ROBERT HORMATS: Well, they’re having a very disruptive impact. They started out in Seattle. They weren’t the cause of the failure of the World Trade Organization meeting in Seattle but they were disruptive. The problem was internally there were big divisions among the key countries. I think it would be a terrible tragedy to cancel these summits because of protests in the streets. That’s exactly what these people want. Most of these people want to demonstrate to make a point, a very visible point. There are some in the streets who actually have causes, like dealing with AIDS or poverty or the environment. But they’re drowned out by people in the streets. So what we need to do is have a dialogue with the constructive elements there and then call a spade a spade and indicate already a lot of very disruptive people. We shouldn’t listen to them, because they don’t want a dialogue; they just want to be disruptive. And we should certainly not cancel the summits in the face of the pressures from those people. That would look enormously weak and it would be very disruptive to confidence in world leadership and world leadership in particular in the industrialized country.
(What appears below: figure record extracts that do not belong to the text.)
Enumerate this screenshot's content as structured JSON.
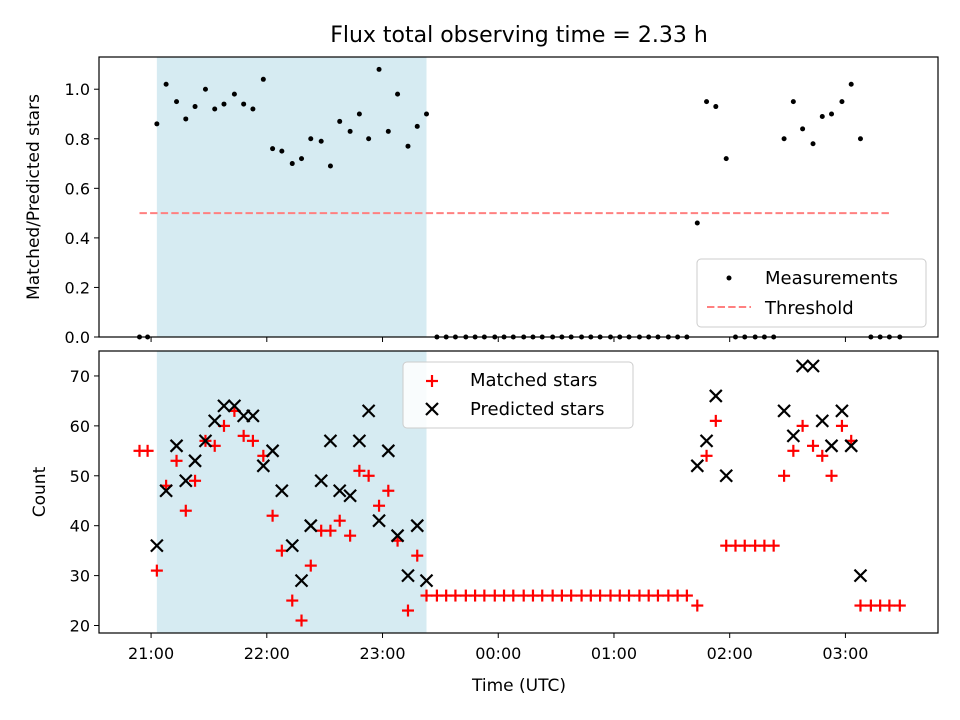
{
  "chart_data": [
    {
      "type": "scatter",
      "title": "Flux total observing time = 2.33 h",
      "xlabel": "",
      "ylabel": "Matched/Predicted stars",
      "x_unit": "hours since 21:00 UTC",
      "xlim": [
        -0.45,
        6.8
      ],
      "ylim": [
        0,
        1.13
      ],
      "yticks": [
        "0.0",
        "0.2",
        "0.4",
        "0.6",
        "0.8",
        "1.0"
      ],
      "shaded_span": [
        0.05,
        2.38
      ],
      "shaded_color": "#add8e6",
      "legend_position": "lower right",
      "series": [
        {
          "name": "Measurements",
          "marker": "dot",
          "color": "#000000",
          "x": [
            -0.1,
            -0.03,
            0.05,
            0.13,
            0.22,
            0.3,
            0.38,
            0.47,
            0.55,
            0.63,
            0.72,
            0.8,
            0.88,
            0.97,
            1.05,
            1.13,
            1.22,
            1.3,
            1.38,
            1.47,
            1.55,
            1.63,
            1.72,
            1.8,
            1.88,
            1.97,
            2.05,
            2.13,
            2.22,
            2.3,
            2.38,
            2.47,
            2.55,
            2.63,
            2.72,
            2.8,
            2.88,
            2.97,
            3.05,
            3.13,
            3.22,
            3.3,
            3.38,
            3.47,
            3.55,
            3.63,
            3.72,
            3.8,
            3.88,
            3.97,
            4.05,
            4.13,
            4.22,
            4.3,
            4.38,
            4.47,
            4.55,
            4.63,
            4.72,
            4.8,
            4.88,
            4.97,
            5.05,
            5.13,
            5.22,
            5.3,
            5.38,
            5.47,
            5.55,
            5.63,
            5.72,
            5.8,
            5.88,
            5.97,
            6.05,
            6.13,
            6.22,
            6.3,
            6.38,
            6.47
          ],
          "y": [
            0.0,
            0.0,
            0.86,
            1.02,
            0.95,
            0.88,
            0.93,
            1.0,
            0.92,
            0.94,
            0.98,
            0.94,
            0.92,
            1.04,
            0.76,
            0.75,
            0.7,
            0.72,
            0.8,
            0.79,
            0.69,
            0.87,
            0.83,
            0.9,
            0.8,
            1.08,
            0.83,
            0.98,
            0.77,
            0.85,
            0.9,
            0.0,
            0.0,
            0.0,
            0.0,
            0.0,
            0.0,
            0.0,
            0.0,
            0.0,
            0.0,
            0.0,
            0.0,
            0.0,
            0.0,
            0.0,
            0.0,
            0.0,
            0.0,
            0.0,
            0.0,
            0.0,
            0.0,
            0.0,
            0.0,
            0.0,
            0.0,
            0.0,
            0.46,
            0.95,
            0.93,
            0.72,
            0.0,
            0.0,
            0.0,
            0.0,
            0.0,
            0.8,
            0.95,
            0.84,
            0.78,
            0.89,
            0.9,
            0.95,
            1.02,
            0.8,
            0.0,
            0.0,
            0.0,
            0.0
          ]
        },
        {
          "name": "Threshold",
          "style": "dashed",
          "color": "#ff8080",
          "x": [
            -0.1,
            6.4
          ],
          "y": [
            0.5,
            0.5
          ]
        }
      ]
    },
    {
      "type": "scatter",
      "title": "",
      "xlabel": "Time (UTC)",
      "ylabel": "Count",
      "x_unit": "hours since 21:00 UTC",
      "xlim": [
        -0.45,
        6.8
      ],
      "ylim": [
        18.5,
        75
      ],
      "yticks": [
        "20",
        "30",
        "40",
        "50",
        "60",
        "70"
      ],
      "xticks": [
        {
          "label": "21:00",
          "value": 0
        },
        {
          "label": "22:00",
          "value": 1
        },
        {
          "label": "23:00",
          "value": 2
        },
        {
          "label": "00:00",
          "value": 3
        },
        {
          "label": "01:00",
          "value": 4
        },
        {
          "label": "02:00",
          "value": 5
        },
        {
          "label": "03:00",
          "value": 6
        }
      ],
      "shaded_span": [
        0.05,
        2.38
      ],
      "shaded_color": "#add8e6",
      "legend_position": "top center",
      "series": [
        {
          "name": "Matched stars",
          "marker": "plus",
          "color": "#ff0000",
          "x": [
            -0.1,
            -0.03,
            0.05,
            0.13,
            0.22,
            0.3,
            0.38,
            0.47,
            0.55,
            0.63,
            0.72,
            0.8,
            0.88,
            0.97,
            1.05,
            1.13,
            1.22,
            1.3,
            1.38,
            1.47,
            1.55,
            1.63,
            1.72,
            1.8,
            1.88,
            1.97,
            2.05,
            2.13,
            2.22,
            2.3,
            2.38,
            2.47,
            2.55,
            2.63,
            2.72,
            2.8,
            2.88,
            2.97,
            3.05,
            3.13,
            3.22,
            3.3,
            3.38,
            3.47,
            3.55,
            3.63,
            3.72,
            3.8,
            3.88,
            3.97,
            4.05,
            4.13,
            4.22,
            4.3,
            4.38,
            4.47,
            4.55,
            4.63,
            4.72,
            4.8,
            4.88,
            4.97,
            5.05,
            5.13,
            5.22,
            5.3,
            5.38,
            5.47,
            5.55,
            5.63,
            5.72,
            5.8,
            5.88,
            5.97,
            6.05,
            6.13,
            6.22,
            6.3,
            6.38,
            6.47
          ],
          "y": [
            55,
            55,
            31,
            48,
            53,
            43,
            49,
            57,
            56,
            60,
            63,
            58,
            57,
            54,
            42,
            35,
            25,
            21,
            32,
            39,
            39,
            41,
            38,
            51,
            50,
            44,
            47,
            37,
            23,
            34,
            26,
            26,
            26,
            26,
            26,
            26,
            26,
            26,
            26,
            26,
            26,
            26,
            26,
            26,
            26,
            26,
            26,
            26,
            26,
            26,
            26,
            26,
            26,
            26,
            26,
            26,
            26,
            26,
            24,
            54,
            61,
            36,
            36,
            36,
            36,
            36,
            36,
            50,
            55,
            60,
            56,
            54,
            50,
            60,
            57,
            24,
            24,
            24,
            24,
            24
          ]
        },
        {
          "name": "Predicted stars",
          "marker": "x",
          "color": "#000000",
          "x": [
            0.05,
            0.13,
            0.22,
            0.3,
            0.38,
            0.47,
            0.55,
            0.63,
            0.72,
            0.8,
            0.88,
            0.97,
            1.05,
            1.13,
            1.22,
            1.3,
            1.38,
            1.47,
            1.55,
            1.63,
            1.72,
            1.8,
            1.88,
            1.97,
            2.05,
            2.13,
            2.22,
            2.3,
            2.38,
            4.72,
            4.8,
            4.88,
            4.97,
            5.47,
            5.55,
            5.63,
            5.72,
            5.8,
            5.88,
            5.97,
            6.05,
            6.13
          ],
          "y": [
            36,
            47,
            56,
            49,
            53,
            57,
            61,
            64,
            64,
            62,
            62,
            52,
            55,
            47,
            36,
            29,
            40,
            49,
            57,
            47,
            46,
            57,
            63,
            41,
            55,
            38,
            30,
            40,
            29,
            52,
            57,
            66,
            50,
            63,
            58,
            72,
            72,
            61,
            56,
            63,
            56,
            30
          ]
        }
      ]
    }
  ]
}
MARGARET WARNER: All right, briefly, from the three of you, just quickly around; what do you think of the prospects that next year we’re we could be talking about a global recession? Jerry?
JERRY JASINOWSKI: I think the recovery in the United States, we’re bottoming out, will be enough on the consumer side and there are more positives in the general environment so that we avoid a global recession.
MARGARET WARNER: Robert Thompson?
ROBERT THOMPSON: The US will lead the way; I suspect first quarter we should see some signs of recovery but it won’t be a strong recovery. People are looking for 3 or 4 or 5 percent growth are living in a dreamland.
MARGARET WARNER: Bob Hormats, no global recession in store?
ROBERT HORMATS: I don’t think there will be a global recession. Weakness abroad is still a big problem. When we had our last recession, in 1990, Germany and Japan were growing at 5 percent and the dollar had been declining for five years prior to that. Now we have Japan in recession; Germany growing at a very low rate and a very strong dollar. That slows down our own recovery. I think we’ll avoid a recession; I think we’ll probably grow at a modest rate next year but still technology is going to take a lot of time to catch up because there’s such a glut and such overcapacity, so slow growth but difficult growth.
MARGARET WARNER: All right, gentlemen. Bob Hormats, Robert Thompson and Jerry Jasinowski, thanks so much.